Изменить размер шрифта - +
Одинаковыми у братьев были разве только пятна под глазами и на щеках. Покусы мороза, где плящей зимой меховая харя примерзала к живой коже. Старший, худоватый, но сильный, доброго плетева, выглядел истинным северянином. Прямые волосы цвета чёрного свинца, нос с тонкой горбинкой, белая кожа. Глаза под строгими бровями – очень светлые, впрозелень голубые, точно камни верилы. Паренёк был так хорош, что его не портила ни челюсть, немного выдвинутая вперёд, ни даже шрамик в левой брови, отчего та казалась надломленной. Младший… Рыжаком его нельзя было назвать. Однако волнистые кудри вместо обычной желтизны горели дивным огненным золотом: гнездари называли такие волосы рудо-жёлтыми, а дикомыты – жарыми. И глаза были не карие, не ореховые, переливались густым медовым расплавом…

– Эх, ребятёнки, были бы вы постарше годков на пять! – вырвалось у Кербоги. – Я бы нарочно для вас кощуну сложил. Про Бога Грозы и Бога Огня…
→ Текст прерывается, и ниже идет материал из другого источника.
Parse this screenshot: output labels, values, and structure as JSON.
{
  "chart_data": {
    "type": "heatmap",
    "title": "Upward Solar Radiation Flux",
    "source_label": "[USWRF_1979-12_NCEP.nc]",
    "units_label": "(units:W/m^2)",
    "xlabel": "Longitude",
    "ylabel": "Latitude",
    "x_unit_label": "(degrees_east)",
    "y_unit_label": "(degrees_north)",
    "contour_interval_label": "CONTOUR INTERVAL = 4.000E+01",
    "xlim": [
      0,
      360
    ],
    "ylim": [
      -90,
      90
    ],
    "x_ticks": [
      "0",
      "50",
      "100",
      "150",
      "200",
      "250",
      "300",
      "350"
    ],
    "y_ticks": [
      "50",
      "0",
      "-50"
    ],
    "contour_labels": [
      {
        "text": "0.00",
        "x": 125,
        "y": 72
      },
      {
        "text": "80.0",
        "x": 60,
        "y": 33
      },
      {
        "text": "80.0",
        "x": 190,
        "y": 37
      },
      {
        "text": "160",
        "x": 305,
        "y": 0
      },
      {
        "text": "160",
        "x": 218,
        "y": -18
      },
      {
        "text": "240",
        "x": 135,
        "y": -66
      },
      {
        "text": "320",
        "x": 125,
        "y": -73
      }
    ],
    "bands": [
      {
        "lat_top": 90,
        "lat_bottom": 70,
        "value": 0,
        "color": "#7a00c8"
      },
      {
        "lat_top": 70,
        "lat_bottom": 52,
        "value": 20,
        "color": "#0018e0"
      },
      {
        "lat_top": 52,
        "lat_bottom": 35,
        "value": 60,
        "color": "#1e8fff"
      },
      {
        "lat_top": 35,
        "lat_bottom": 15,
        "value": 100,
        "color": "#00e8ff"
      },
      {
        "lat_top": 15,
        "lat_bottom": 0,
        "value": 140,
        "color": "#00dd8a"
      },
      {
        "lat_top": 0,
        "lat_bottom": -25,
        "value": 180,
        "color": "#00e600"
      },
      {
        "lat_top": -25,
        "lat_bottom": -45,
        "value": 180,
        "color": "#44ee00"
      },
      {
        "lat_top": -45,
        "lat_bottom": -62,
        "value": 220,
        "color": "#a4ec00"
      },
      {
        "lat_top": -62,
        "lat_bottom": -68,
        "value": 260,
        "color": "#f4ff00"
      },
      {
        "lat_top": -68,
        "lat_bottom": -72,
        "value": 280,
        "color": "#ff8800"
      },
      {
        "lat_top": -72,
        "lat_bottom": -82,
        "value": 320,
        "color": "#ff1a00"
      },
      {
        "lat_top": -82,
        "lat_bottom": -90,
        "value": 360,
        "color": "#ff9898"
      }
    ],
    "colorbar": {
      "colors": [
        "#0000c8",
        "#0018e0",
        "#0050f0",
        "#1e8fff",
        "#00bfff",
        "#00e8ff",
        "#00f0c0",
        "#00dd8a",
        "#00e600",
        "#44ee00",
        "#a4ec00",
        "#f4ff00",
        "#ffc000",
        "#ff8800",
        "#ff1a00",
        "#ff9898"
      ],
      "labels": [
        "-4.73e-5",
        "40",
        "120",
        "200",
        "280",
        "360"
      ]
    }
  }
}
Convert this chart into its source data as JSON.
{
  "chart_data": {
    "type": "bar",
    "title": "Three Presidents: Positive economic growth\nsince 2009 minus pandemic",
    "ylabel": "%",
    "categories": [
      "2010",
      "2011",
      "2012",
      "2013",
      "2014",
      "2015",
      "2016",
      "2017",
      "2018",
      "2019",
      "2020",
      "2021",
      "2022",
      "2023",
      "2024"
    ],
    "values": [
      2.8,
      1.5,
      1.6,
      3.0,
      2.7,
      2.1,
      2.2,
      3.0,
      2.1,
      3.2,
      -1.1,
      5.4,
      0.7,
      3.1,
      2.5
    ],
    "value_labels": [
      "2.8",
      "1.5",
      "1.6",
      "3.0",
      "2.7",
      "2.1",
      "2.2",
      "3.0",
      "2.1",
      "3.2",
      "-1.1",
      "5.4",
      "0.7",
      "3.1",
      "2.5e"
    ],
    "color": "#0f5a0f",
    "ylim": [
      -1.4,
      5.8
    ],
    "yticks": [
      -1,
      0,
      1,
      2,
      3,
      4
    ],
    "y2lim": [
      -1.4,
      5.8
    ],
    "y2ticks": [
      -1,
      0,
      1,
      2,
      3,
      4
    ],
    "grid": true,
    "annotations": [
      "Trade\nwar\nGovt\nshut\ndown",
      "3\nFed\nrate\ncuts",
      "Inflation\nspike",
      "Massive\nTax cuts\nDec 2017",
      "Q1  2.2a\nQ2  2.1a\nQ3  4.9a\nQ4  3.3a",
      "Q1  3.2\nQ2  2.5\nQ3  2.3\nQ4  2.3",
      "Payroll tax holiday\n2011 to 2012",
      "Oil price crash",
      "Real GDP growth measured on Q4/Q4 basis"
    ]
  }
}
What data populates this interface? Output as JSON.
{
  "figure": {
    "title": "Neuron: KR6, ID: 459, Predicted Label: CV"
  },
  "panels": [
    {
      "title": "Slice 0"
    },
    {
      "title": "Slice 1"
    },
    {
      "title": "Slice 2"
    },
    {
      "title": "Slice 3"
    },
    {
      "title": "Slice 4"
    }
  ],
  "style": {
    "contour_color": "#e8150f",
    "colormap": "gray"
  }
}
– Это как?.. – пискнул младший.

Кербога, не слушая, переводил взгляд с одного на другого:

– Только имена бы вам наоборот… Сквара – это ведь по-вашему «пламя»?

Братья переглянулись. Первое имя Светела тоже означало огонь.

– Отцу с матерью лучше знать, – буркнул Сквара.

Кербога, неожиданно вдохновившись, щёлкнул пальцами:

– А что пять лет ждать? Боги небось не сразу бородатыми родились…

Это он произнёс по-андархски, наполовину намеренно. Маленький правобережник попался. Понял сказанное и не сумел того скрыть. Сообразил свою оплошку, почему-то перепугался.

Старший на него покосился. Выговорил неожиданно правильно:

– Нам ли не разуметь, как молвят великие соседи!

Мокрый снег продолжал сыпаться на головы. Кербога отряхнулся, смешно, почти по-собачьи.

– Вот что, ребятёнки, недосуг болтать! Взялись помогать, помогайте, а нет, не мешайтесь! С оботурами управляться умеете?

 

Печь дышала теплом. Даже с порога было видно, что сажа на своде почти вся выгорела. Скоро пламя иссякнет, оставив рдеющую стихию углей. Тогда стряпка скутает печь. Та помалу утихомирится, выстоится, слегка отдохнёт… И хоть опять бросай в неё калачи. А потом сажай гуся, чтобы дошёл к вечеру. И ещё завтра горнило в охотку будет томить кашу, зелья, мясные хрящи… Как не захлебнуться слюной?

Стряпка не глядя взяла длинный ухват, поддела тяжёлый горшок, перенесла на печной верх. Тем же ухватом ловко сдвинула крышку прогара. Говорок печи сразу изменился, окрашиваясь волнением. В дыхало прозрачной струёй вырвалось пламя, затрепетали в воздухе искры. Горшок скрежетнул глиной о глину, плотно сел в отверстие, перекрыл выход драгоценному жару. Огонь деловито вздохнул, вновь повёл речи о чём-то домашнем и добром.

Мальчишек с неодолимой силой тянуло к печи.

Они так привыкли к снежным ночёвкам, что счастьем был даже холодный собачник. Хоть ветер не поддувает. И ледяной дождь не начинает среди ночи вмораживать в настыль… А тут!..

Откуда-то выскочила приспешница, сразу сунула братьям по плетёнке для дров:

– Ну-ка живой ногой за поленьями, пендери!

– Ты грейся, – сказал Сквара брату. – Я натаскаю.

Светел надулся, крепко схватил плетёнку, побежал следом за ним. Где дровник, они уже знали.